If the name of Antonio Bazzini means anything to you,
it is probably as the composer of "Rondes des Lutins", a devilishly
difficult but wonderfully effective encore piece for violin and piano.
If this leads you to expect a Paganinian concept of chamber music, i.e.
pyrotechnics for the first violin and mere vamp for the other three
players, then you’re in for a surprise.
During the first part of his career Bazzini was a much-travelled
violinist, visiting Germany, Denmark, Poland, Spain and France, where
he remained from 1852 to 1863. He enjoyed the esteem of Paganini, but
also that of Mendelssohn and Schumann, hardly the men to applaud empty
virtuosity, and versed himself thoroughly in the Northern European instrumental
styles of his day. On his return to Italy in 1863 he dedicated himself
to composition. His only opera, Turanda (La Scala, Milan, 1867),
enjoyed no success, but his real mission was to bring Italian instrumental
music, and particularly chamber music, in line with that of Germany
and Austria. He composed a certain amount of orchestral music (no symphony),
four violin concertos, a string quintet and the present six string quartets,
together with much music for violin and piano. He was also involved
in several initiatives to bring chamber music before a public whose
listening habits were almost exclusively operatic. So Martucci and Sgambati,
generally credited with the revival of Italian instrumental music, did
not start entirely from zero. Bazzini was appointed professor of composition
at Milan Conservatoire in 1873, where he counted Catalani and Puccini
among his pupils, and rose to be director in 1882. The Milan civic authorities,
in accordance with the Italian custom of naming streets after famous
national figures, honoured him with a Via Bazzini in a slightly off-centre
part of the town, with Via Catalani, Via Pacini, Via Porpora, Via Frescobaldi,
Via Boccherini and Via Lulli all in close walking distance.

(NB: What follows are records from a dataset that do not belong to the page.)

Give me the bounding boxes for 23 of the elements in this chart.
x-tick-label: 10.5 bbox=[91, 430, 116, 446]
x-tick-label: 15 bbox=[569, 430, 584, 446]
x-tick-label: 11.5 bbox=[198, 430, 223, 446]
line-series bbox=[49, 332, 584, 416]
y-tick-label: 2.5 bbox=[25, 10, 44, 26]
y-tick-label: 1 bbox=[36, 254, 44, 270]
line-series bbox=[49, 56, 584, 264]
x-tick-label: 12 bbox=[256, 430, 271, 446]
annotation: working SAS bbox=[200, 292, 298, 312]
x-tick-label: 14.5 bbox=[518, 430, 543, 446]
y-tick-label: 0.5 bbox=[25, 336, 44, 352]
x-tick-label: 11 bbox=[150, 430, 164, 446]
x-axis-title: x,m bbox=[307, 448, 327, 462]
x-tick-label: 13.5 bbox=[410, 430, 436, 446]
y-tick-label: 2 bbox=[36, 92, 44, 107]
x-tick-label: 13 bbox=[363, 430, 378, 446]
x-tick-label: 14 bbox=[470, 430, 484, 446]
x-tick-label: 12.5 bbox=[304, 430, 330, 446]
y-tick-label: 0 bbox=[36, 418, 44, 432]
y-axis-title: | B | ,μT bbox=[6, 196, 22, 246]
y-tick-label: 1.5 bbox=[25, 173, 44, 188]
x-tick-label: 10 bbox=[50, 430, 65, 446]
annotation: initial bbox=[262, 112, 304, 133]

It is evident from the first two quartets that this
is genuine quartet writing, with interest well distributed between the
four parts and a clear-cut sense of form. The music sounds more Germanic
than Italian and there is little harmonically to suggest that it they
were written several decades after the death of Schubert. If you get
the idea I am damning them with faint praise I’m afraid I do feel these
first two works are to be more admired than loved. It is as though Bazzini,
intent on demonstrating his mastery of the String Quartet (with capital
letters) had omitted to fill the framework with actual music.
The third quartet, however, is a richly sonorous, purposeful
and strongly felt work, well worth the attention of quartets wishing
to enlarge their 19th Century repertoire. In the remaining
three works Bazzini continues to demonstrate his acquired mastery with
a certain relaxed fluency but does not find again the genuine inspiration
of no. 3.
I filled in the picture a little by reminding myself
of a few other works I had by Bazzini on off-the-air tapes. When a piece
by Bazzini is revived in his native country (which is not often), it
is usually the String Quintet, and I am not surprised, for it is a delightfully
spontaneous work with an expansive, heartfelt slow movement and a tarantella
finale which for once shows that Bazzini was Italian after all. It was
also these broadcast performances which led me to question the undoubtedly
excellent performances on the present three CDs. The Quintetto Boccherini’s
1962 performance of the Quintet is pretty untidy at times but it has
a verve and a rhythmic élan that I don’t anywhere in the Venetian
group’s work; the latter stress the classical serenity of the music.
I am undecided as to whether the difference derives from the Quintetto
Boccherini itself or the music they had to play, but I have no doubt
that Aldo Ferraresi’s performance of the Fourth Violin Concerto is a
model of how to breathe life into lesser music. Little known abroad,
Ferraresi (1906-1978) was a major figure in post-war Italian music making.
A pupil of Ysaye, he inherited his master’s warmth of tone and his alternation
of brilliance, depth of feeling and sheer range of tonal variation succeeds
in banishing doubts as to the quality of the music (doubts which surface
again during the orchestral interludes). If anyone feels like commemorating
Ferraresi, I hope they will keep this 1961 performance in mind.
Finally I heard Bazzini’s symphonic poem Francesca
da Rimini, which shows he could write for the orchestra as effectively
as for strings, but which relies on rather stock Lisztian gestures to
build up the tension, only to dissipate it with some rather pallid love
I suppose these three CDs are intended for specialists.
If anyone had the bright idea of issuing a disc which couples the Third
Quartet with the Quintet the result would be of much wider interest.
The Quartetto d’archi di Venezia reserve their finest performance for
the Third Quartet, suggesting that they, too, felt it to be the one
really inspired work here. The recording is excellent and the booklet
notes contain plenty of useful information.